- Born: 1932
- Died: March 1970 (aged 37–38)
- Cause of death: Execution by firing squad
- Occupation: Student

= Zhang Chunyuan =

Chinese dissident executed during the Cultural Revolution

Zhang Chunyuan (張春元, 1932 – March 1970) was a student of history at Lanzhou University where he was labeled as a rightist during the Hundred Flowers Campaign and subsequent Anti-Rightist Campaign. He was sent for Reform through Labor during the Great Leap Forward. He was a first hand witness to mass deaths and starvation, and even cannibalism that was common in Gansu. He is one of the main subjects of Hu Jie's documentary Spark.

== Early life ==
Zhang was known to have served in the People's Liberation Army during the Korean War, where he was wounded in the leg. He left the army and started attending School at Lanzhou University, where he was labeled a Rightist during the Anti-Rightist Campaign of 1957 in his second year at the age of 26.

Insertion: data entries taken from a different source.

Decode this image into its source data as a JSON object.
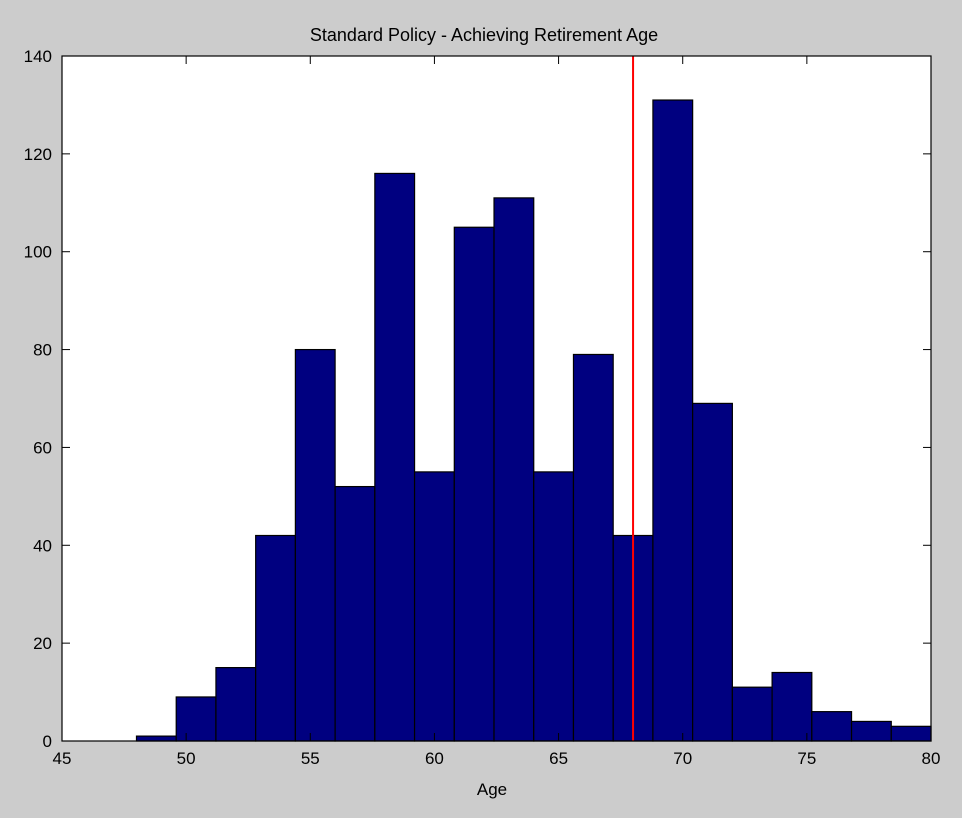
{
  "chart_data": {
    "type": "bar",
    "title": "Standard Policy - Achieving Retirement Age",
    "xlabel": "Age",
    "ylabel": "",
    "xlim": [
      45,
      80
    ],
    "ylim": [
      0,
      140
    ],
    "xticks": [
      45,
      50,
      55,
      60,
      65,
      70,
      75,
      80
    ],
    "yticks": [
      0,
      20,
      40,
      60,
      80,
      100,
      120,
      140
    ],
    "bin_edges": [
      48,
      49.6,
      51.2,
      52.8,
      54.4,
      56,
      57.6,
      59.2,
      60.8,
      62.4,
      64,
      65.6,
      67.2,
      68.8,
      70.4,
      72,
      73.6,
      75.2,
      76.8,
      78.4,
      80
    ],
    "values": [
      1,
      9,
      15,
      42,
      80,
      52,
      116,
      55,
      105,
      111,
      55,
      79,
      42,
      131,
      69,
      11,
      14,
      6,
      4,
      3
    ],
    "reference_line": {
      "x": 68,
      "color": "#ff0000"
    },
    "bar_color": "#000080",
    "grid": false
  }
}
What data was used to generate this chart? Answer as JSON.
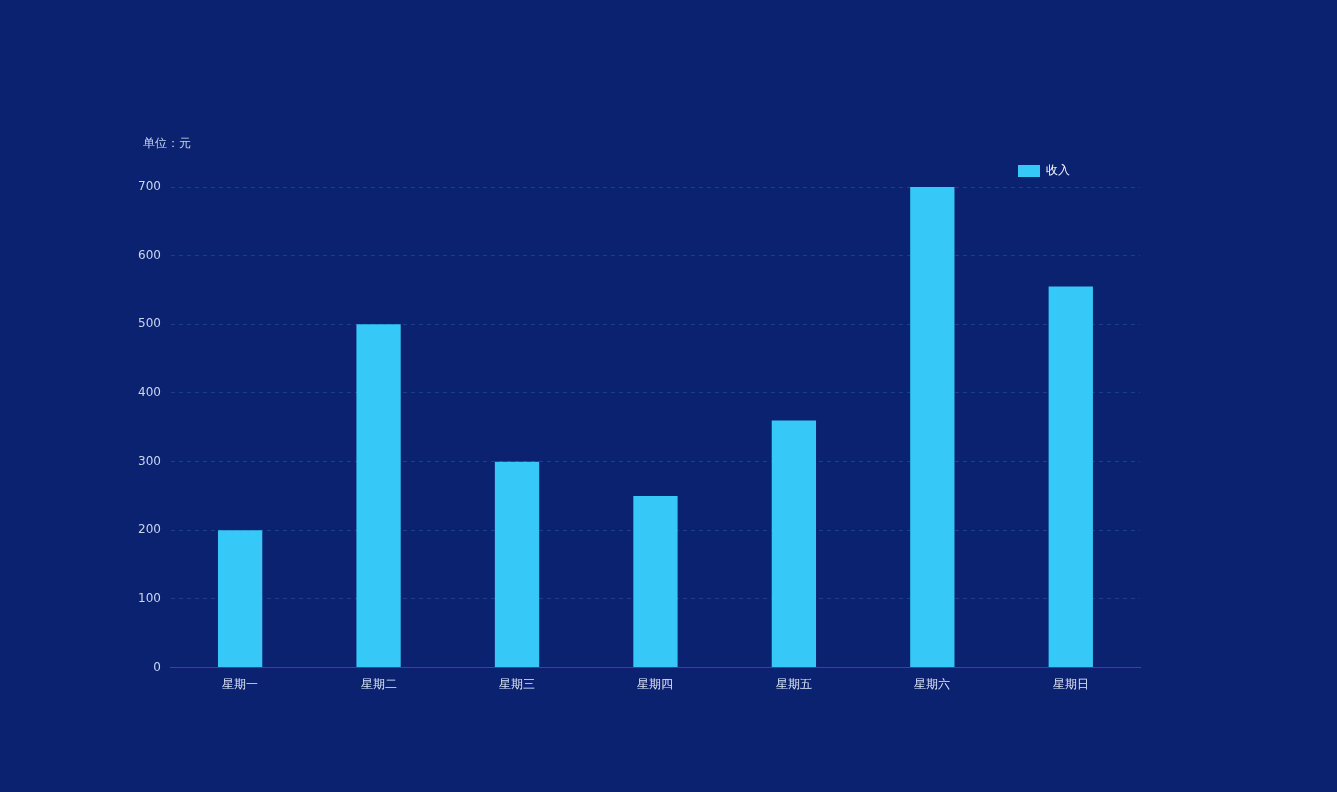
{
  "chart_data": {
    "type": "bar",
    "ylabel": "单位：元",
    "categories": [
      "星期一",
      "星期二",
      "星期三",
      "星期四",
      "星期五",
      "星期六",
      "星期日"
    ],
    "series": [
      {
        "name": "收入",
        "color": "#36c8f6",
        "values": [
          200,
          500,
          300,
          250,
          360,
          700,
          555
        ]
      }
    ],
    "ylim": [
      0,
      700
    ],
    "yticks": [
      0,
      100,
      200,
      300,
      400,
      500,
      600,
      700
    ],
    "grid": "y",
    "legend": "top right"
  }
}
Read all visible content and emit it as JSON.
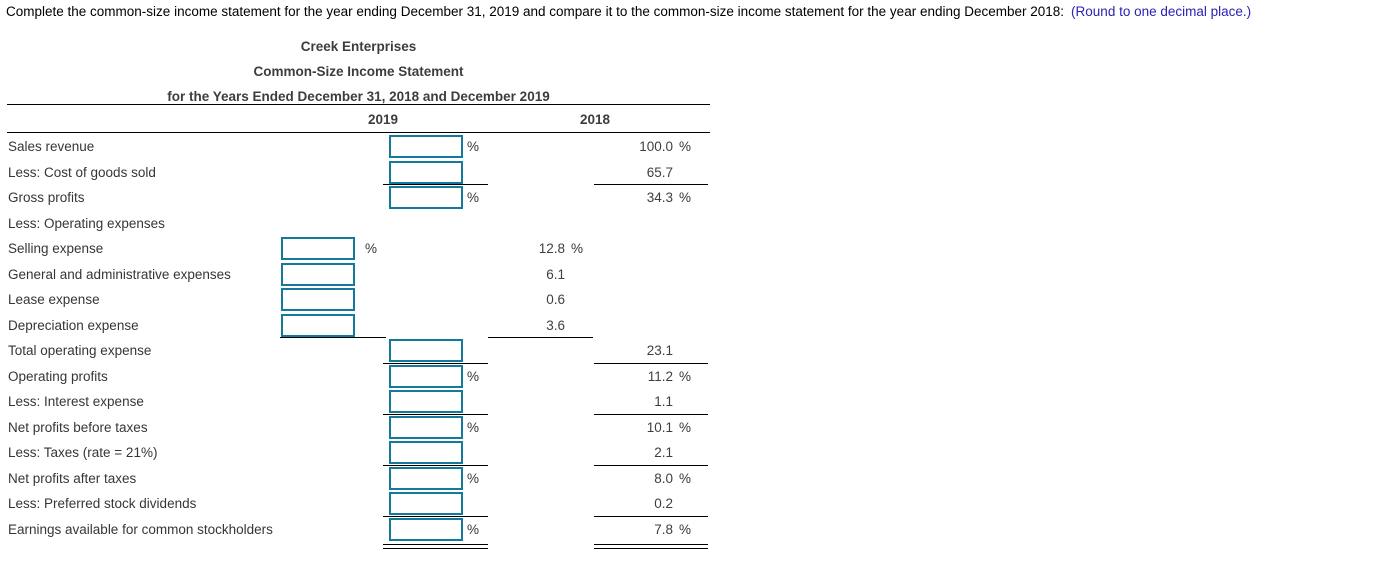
{
  "instruction": {
    "text": "Complete the common-size income statement for the year ending December 31, 2019 and compare it to the common-size income statement for the year ending December 2018:",
    "hint": "(Round to one decimal place.)"
  },
  "statement": {
    "company": "Creek Enterprises",
    "title": "Common-Size Income Statement",
    "subtitle": "for the Years Ended December 31, 2018 and December 2019",
    "columns": [
      "2019",
      "2018"
    ],
    "percent_symbol": "%",
    "rows": [
      {
        "label": "Sales revenue",
        "input": "outer",
        "input_pct": true,
        "input_value": "",
        "value_2018": "100.0",
        "value_pct": true,
        "rule": "none"
      },
      {
        "label": "Less: Cost of goods sold",
        "input": "outer",
        "input_pct": false,
        "input_value": "",
        "value_2018": "65.7",
        "value_pct": false,
        "rule": "single"
      },
      {
        "label": "Gross profits",
        "input": "outer",
        "input_pct": true,
        "input_value": "",
        "value_2018": "34.3",
        "value_pct": true,
        "rule": "none"
      },
      {
        "label": "Less: Operating expenses",
        "input": null,
        "input_pct": false,
        "input_value": "",
        "value_2018": null,
        "value_pct": false,
        "rule": "none"
      },
      {
        "label": "Selling expense",
        "input": "inner",
        "input_pct": true,
        "input_value": "",
        "value_2018": "12.8",
        "value_pct": true,
        "rule": "none"
      },
      {
        "label": "General and administrative expenses",
        "input": "inner",
        "input_pct": false,
        "input_value": "",
        "value_2018": "6.1",
        "value_pct": false,
        "rule": "none"
      },
      {
        "label": "Lease expense",
        "input": "inner",
        "input_pct": false,
        "input_value": "",
        "value_2018": "0.6",
        "value_pct": false,
        "rule": "none"
      },
      {
        "label": "Depreciation expense",
        "input": "inner",
        "input_pct": false,
        "input_value": "",
        "value_2018": "3.6",
        "value_pct": false,
        "rule": "single"
      },
      {
        "label": "Total operating expense",
        "input": "outer",
        "input_pct": false,
        "input_value": "",
        "value_2018": "23.1",
        "value_pct": false,
        "rule": "single"
      },
      {
        "label": "Operating profits",
        "input": "outer",
        "input_pct": true,
        "input_value": "",
        "value_2018": "11.2",
        "value_pct": true,
        "rule": "none"
      },
      {
        "label": "Less: Interest expense",
        "input": "outer",
        "input_pct": false,
        "input_value": "",
        "value_2018": "1.1",
        "value_pct": false,
        "rule": "single"
      },
      {
        "label": "Net profits before taxes",
        "input": "outer",
        "input_pct": true,
        "input_value": "",
        "value_2018": "10.1",
        "value_pct": true,
        "rule": "none"
      },
      {
        "label": "Less: Taxes (rate = 21%)",
        "input": "outer",
        "input_pct": false,
        "input_value": "",
        "value_2018": "2.1",
        "value_pct": false,
        "rule": "single"
      },
      {
        "label": "Net profits after taxes",
        "input": "outer",
        "input_pct": true,
        "input_value": "",
        "value_2018": "8.0",
        "value_pct": true,
        "rule": "none"
      },
      {
        "label": "Less: Preferred stock dividends",
        "input": "outer",
        "input_pct": false,
        "input_value": "",
        "value_2018": "0.2",
        "value_pct": false,
        "rule": "single"
      },
      {
        "label": "Earnings available for common stockholders",
        "input": "outer",
        "input_pct": true,
        "input_value": "",
        "value_2018": "7.8",
        "value_pct": true,
        "rule": "double"
      }
    ]
  },
  "colors": {
    "input_border": "#15799b",
    "hint_blue": "#2b22b5",
    "rule_black": "#000000",
    "text_gray": "#363636"
  }
}
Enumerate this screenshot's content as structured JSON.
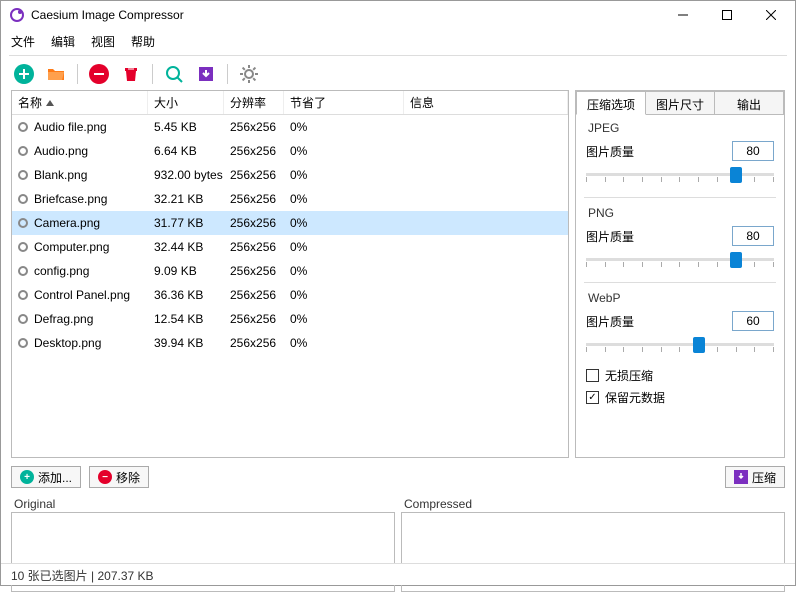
{
  "window": {
    "title": "Caesium Image Compressor"
  },
  "menu": {
    "file": "文件",
    "edit": "编辑",
    "view": "视图",
    "help": "帮助"
  },
  "toolbar": {
    "add": {
      "color": "#00b39b"
    },
    "open": {
      "color": "#ff7b17"
    },
    "remove": {
      "color": "#e4002b"
    },
    "clear": {
      "color": "#e4002b"
    },
    "preview": {
      "color": "#00b39b"
    },
    "compress": {
      "color": "#7b2fbf"
    },
    "settings": {
      "color": "#888888"
    }
  },
  "columns": {
    "name": "名称",
    "size": "大小",
    "resolution": "分辨率",
    "saved": "节省了",
    "info": "信息"
  },
  "files": [
    {
      "name": "Audio file.png",
      "size": "5.45 KB",
      "res": "256x256",
      "saved": "0%",
      "selected": false
    },
    {
      "name": "Audio.png",
      "size": "6.64 KB",
      "res": "256x256",
      "saved": "0%",
      "selected": false
    },
    {
      "name": "Blank.png",
      "size": "932.00 bytes",
      "res": "256x256",
      "saved": "0%",
      "selected": false
    },
    {
      "name": "Briefcase.png",
      "size": "32.21 KB",
      "res": "256x256",
      "saved": "0%",
      "selected": false
    },
    {
      "name": "Camera.png",
      "size": "31.77 KB",
      "res": "256x256",
      "saved": "0%",
      "selected": true
    },
    {
      "name": "Computer.png",
      "size": "32.44 KB",
      "res": "256x256",
      "saved": "0%",
      "selected": false
    },
    {
      "name": "config.png",
      "size": "9.09 KB",
      "res": "256x256",
      "saved": "0%",
      "selected": false
    },
    {
      "name": "Control Panel.png",
      "size": "36.36 KB",
      "res": "256x256",
      "saved": "0%",
      "selected": false
    },
    {
      "name": "Defrag.png",
      "size": "12.54 KB",
      "res": "256x256",
      "saved": "0%",
      "selected": false
    },
    {
      "name": "Desktop.png",
      "size": "39.94 KB",
      "res": "256x256",
      "saved": "0%",
      "selected": false
    }
  ],
  "tabs": {
    "compress": "压缩选项",
    "size": "图片尺寸",
    "output": "输出",
    "active": 0
  },
  "quality_label": "图片质量",
  "jpeg": {
    "title": "JPEG",
    "quality": 80
  },
  "png": {
    "title": "PNG",
    "quality": 80
  },
  "webp": {
    "title": "WebP",
    "quality": 60
  },
  "lossless": {
    "label": "无损压缩",
    "checked": false
  },
  "keepmeta": {
    "label": "保留元数据",
    "checked": true
  },
  "buttons": {
    "add": "添加...",
    "remove": "移除",
    "compress": "压缩"
  },
  "preview": {
    "orig": "Original",
    "comp": "Compressed"
  },
  "status": "10 张已选图片 | 207.37 KB",
  "colors": {
    "selection": "#cde8ff",
    "accent": "#0a84d6"
  }
}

== The Lanzhou University Rightist Counter-Revolutionary Clique ==
Shocked by the horror of the Great Chinese Famine, Zhang was a founding member and leader of The Lanzhou University Rightist Counter-Revolutionary Clique. The group had started at about 20 members, and grew by the time of their discovery to around 60 members mostly intellectuals, local peasants, and even the local communist party secretary Du Yinghua. Zhang traveled to Shanghai and recruited Lin Zhao, Beijing to buy a mimeograph, Jiangsu, Zhejiang, Guangdong, Hubei and Henan to expand the Clique's network. Lin Zhao and Gu Yan, had effectively set up a branch office in Shanghai with 7 members, using Gu's grandparents house as a second printing lab, Lin Zhao had named this cell the "Coalition of Chinese Free Youths in Combat".

They published an underground magazine, full of articles critical of the policies that were starving people to death around them, called Spark. After publishing the first edition, the group was discovered, captured, and imprisoned, and some of the leaders were eventually executed.

== Arrest, Escape, Execution ==
In May 1960, Zhang's girlfriend, Tan Chanxue, who had been selected by the Clique to appeal for foreign aid, was arrested while attempting to escape to Hong Kong. Zhang tried to free her using forged documents and a fake public security ID, but was captured. While they were able to hold out and not incriminate the Clique's members, the police eventually discovered their identities, and began to trace down the other members in Gansu. At the same time two rightists in Gansu had tipped off the provincial public security bureau.

Zhang escaped, and made his way to Suzhou, likely in hopes that the Shanghai cell were still free, however he learned that they had also been arrested, he went to Shanghai where he circled Lin Zhao's prison twice as a token of respect for her, and was recaptured not long after. In 1970, he was found to be communicating with Du Yinghua and "engaging in counter-revolutionary activities in prison". Du Yinghua and Zhang Chunyuan were executed side by side in 1970 on the shores of Jiaojia Bay.

The members of the Clique were politically rehabilitated in the 1980s under Deng Xiaoping, who ironically, was in charge of the Anti-Rightist Campaign that saw the students down the road to counter-revolutionary activism in the first place.